Qualcomm Inc. is advancing its artificial-intelligence strategy through a new product roadmap that includes talks to acquire AI-chip startup Tenstorrent [1].

This push signals a shift in how the company intends to capture revenue in the AI hardware ecosystem. By diversifying its portfolio into data-center chips and wearable technology, Qualcomm aims to move beyond its traditional mobile processor dominance.

Reports indicate the potential acquisition price for the Canada-based Tenstorrent ranges from $8 billion to $10 billion [1]. This move would strengthen Qualcomm's position in the competitive AI chip market as the company seeks to enable AI agents to replace traditional applications [3].

Beyond acquisitions, Qualcomm has struck a deal with ByteDance to provide millions of AI application-specific integrated circuits, or ASICs [2]. These specialized chips are designed to handle the immense computational loads required by modern AI workloads, a critical component for the growth of large-scale AI deployments.

The company is also diversifying its hardware output.

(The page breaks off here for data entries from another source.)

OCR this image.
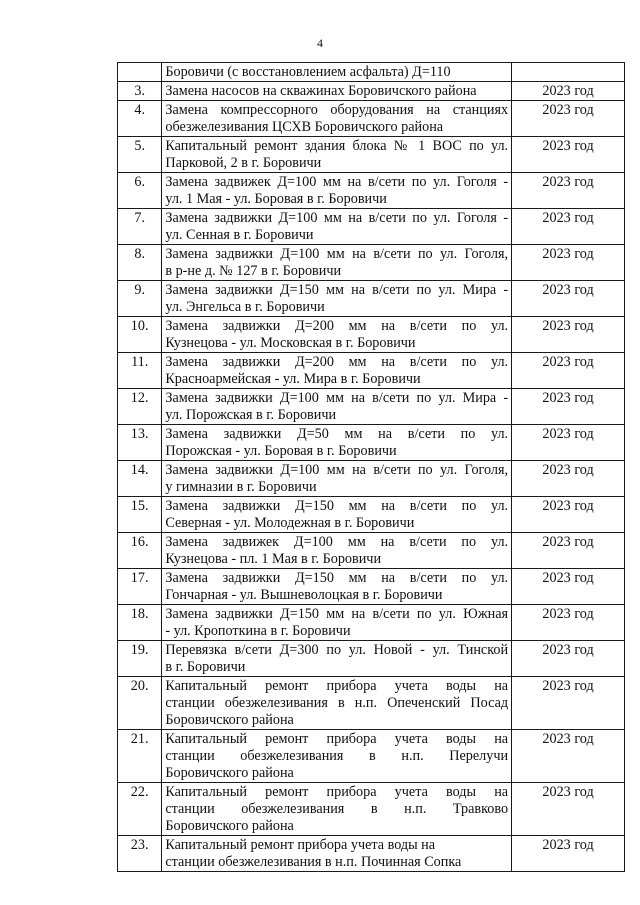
4

	Боровичи (с восстановлением асфальта) Д=110	

3.	Замена насосов на скважинах Боровичского района	2023 год
4.	Замена компрессорного оборудования на станциях
обезжелезивания ЦСХВ Боровичского района	2023 год
5.	Капитальный ремонт здания блока № 1 ВОС по ул.
Парковой, 2 в г. Боровичи	2023 год
6.	Замена задвижек Д=100 мм на в/сети по ул. Гоголя -
ул. 1 Мая - ул. Боровая в г. Боровичи	2023 год
7.	Замена задвижки Д=100 мм на в/сети по ул. Гоголя -
ул. Сенная в г. Боровичи	2023 год
8.	Замена задвижки Д=100 мм на в/сети по ул. Гоголя,
в р-не д. № 127 в г. Боровичи	2023 год
9.	Замена задвижки Д=150 мм на в/сети по ул. Мира -
ул. Энгельса в г. Боровичи	2023 год
10.	Замена задвижки Д=200 мм на в/сети по ул.
Кузнецова - ул. Московская в г. Боровичи	2023 год
11.	Замена задвижки Д=200 мм на в/сети по ул.
Красноармейская - ул. Мира в г. Боровичи	2023 год
12.	Замена задвижки Д=100 мм на в/сети по ул. Мира -
ул. Порожская в г. Боровичи	2023 год
13.	Замена задвижки Д=50 мм на в/сети по ул.
Порожская - ул. Боровая в г. Боровичи	2023 год
14.	Замена задвижки Д=100 мм на в/сети по ул. Гоголя,
у гимназии в г. Боровичи	2023 год
15.	Замена задвижки Д=150 мм на в/сети по ул.
Северная - ул. Молодежная в г. Боровичи	2023 год
16.	Замена задвижек Д=100 мм на в/сети по ул.
Кузнецова - пл. 1 Мая в г. Боровичи	2023 год
17.	Замена задвижки Д=150 мм на в/сети по ул.
Гончарная - ул. Вышневолоцкая в г. Боровичи	2023 год
18.	Замена задвижки Д=150 мм на в/сети по ул. Южная
- ул. Кропоткина в г. Боровичи	2023 год
19.	Перевязка в/сети Д=300 по ул. Новой - ул. Тинской
в г. Боровичи	2023 год
20.	Капитальный ремонт прибора учета воды на
станции обезжелезивания в н.п. Опеченский Посад
Боровичского района	2023 год
21.	Капитальный ремонт прибора учета воды на
станции обезжелезивания в н.п. Перелучи
Боровичского района	2023 год
22.	Капитальный ремонт прибора учета воды на
станции обезжелезивания в н.п. Травково
Боровичского района	2023 год
23.	Капитальный ремонт прибора учета воды на
станции обезжелезивания в н.п. Починная Сопка	2023 год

Qualcomm is currently working on 40 new AI-powered devices [3], including smart-glasses. This expansion into new device categories is part of a broader effort to integrate AI deeply into consumer electronics.

These strategic moves are intended to secure new revenue streams in the data-center and wearable sectors [3]. By combining custom ASIC production for giants like ByteDance with the potential integration of Tenstorrent's technology, Qualcomm is positioning itself as a primary architect of the AI-enabled hardware landscape [1, 2].

Qualcomm is advancing its artificial-intelligence strategy through a new product roadmap.

Qualcomm's pivot toward AI agents and specialized ASICs reflects a broader industry trend where hardware must evolve to support generative AI. By targeting both the infrastructure layer via data-center chips and the edge layer via smart-glasses, the company is attempting to hedge against the volatility of the smartphone market while challenging established AI chip leaders.